Springle assigned this task to jcrespo.
Springle raised the priority of this task from to Needs Triage.
Springle updated the task description. (Show Details)
Springle subscribed.
Springle set Security to None.

Running the following on pc1001 in order to retrieve a sample of traffic for later analysis of 10 compatibility:

SET @slow_query_log := @@GLOBAL.slow_query_log; -- ON
SET @slow_query_log_file := @@GLOBAL.slow_query_log_file; -- 
SET @long_query_time := @@GLOBAL.long_query_time;
SET @log_slow_rate_limit := @@GLOBAL.log_slow_rate_limit;

SET GLOBAL slow_query_log := ON;
SET GLOBAL log_slow_rate_limit := 100;
SET GLOBAL slow_query_log_file := '/tmp/slow.log';
SET GLOBAL long_query_time := 0;

MariaDB [(none)]> SELECT @slow_query_log, @slow_query_log_file, @long_query_time, @log_slow_rate_limit;
+-----------------+----------------------+------------------+----------------------+
| @slow_query_log | @slow_query_log_file | @long_query_time | @log_slow_rate_limit |
+-----------------+----------------------+------------------+----------------------+
|               1 | pc1001-slow.log      |                1 |                    1 |
+-----------------+----------------------+------------------+----------------------+
1 row in set (0.00 sec)

Log set back to normal.

This wiki page documents the queries being done there and how fast, in order to compare with 10:

It is a simple key-value store, using a unique key, so it should not create much of a problem.

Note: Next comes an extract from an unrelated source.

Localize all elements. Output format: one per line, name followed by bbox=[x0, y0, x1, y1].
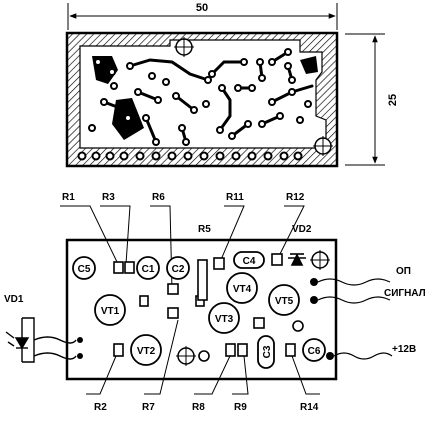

Tomorrow, the actual migration.

If someone needs the full log or output (includes potential private queries), it is on root@pc1001:/home/jynus

Current state: OS/Kernel/Package updated. Rebooted. MariaDB-WMF 10 installed but not started yet and mysql_upgrade not run. Old configuration in place (puppet agent disabled). pc1001 depooled from mediawiki.

@Springle, could you double-check (+1/-1) https://gerrit.wikimedia.org/r/#/c/213784/ ? I am mostly worried about site.pp/mariadb role, I will try the my.cnf changes and performance offline first.

pc100 1 & 2 upgraded. 3 is left. I am geting slightly lower QPS in 1. Need to investigate and check more thoroughly the performance.

Actionables:

  • Check read_only on master servers on icinga with a puppet rule
  • Create a query on kibana-logstash for db-related errors
  • Plot SELECT sum(errors) as errors, sum(warnings) as warnings FROM sys.statements_with_errors_or_warnings; on tendril

Actionables:

  • Create a query on kibana-logstash for db-related errors

I just made https://logstash.wikimedia.org/#/dashboard/elasticsearch/wfLogDBError for this from the MediaWiki point of view.

Thanks, @bd808, I would add a couple of panels (group by error message & count, for example) and add it to the main page, if everyone is ok with that (but obviously, I can do that myself).

I think I can say this is done, I will reopen if I find another issue. Extra monitoring will be ticketed if needed on a separate issue.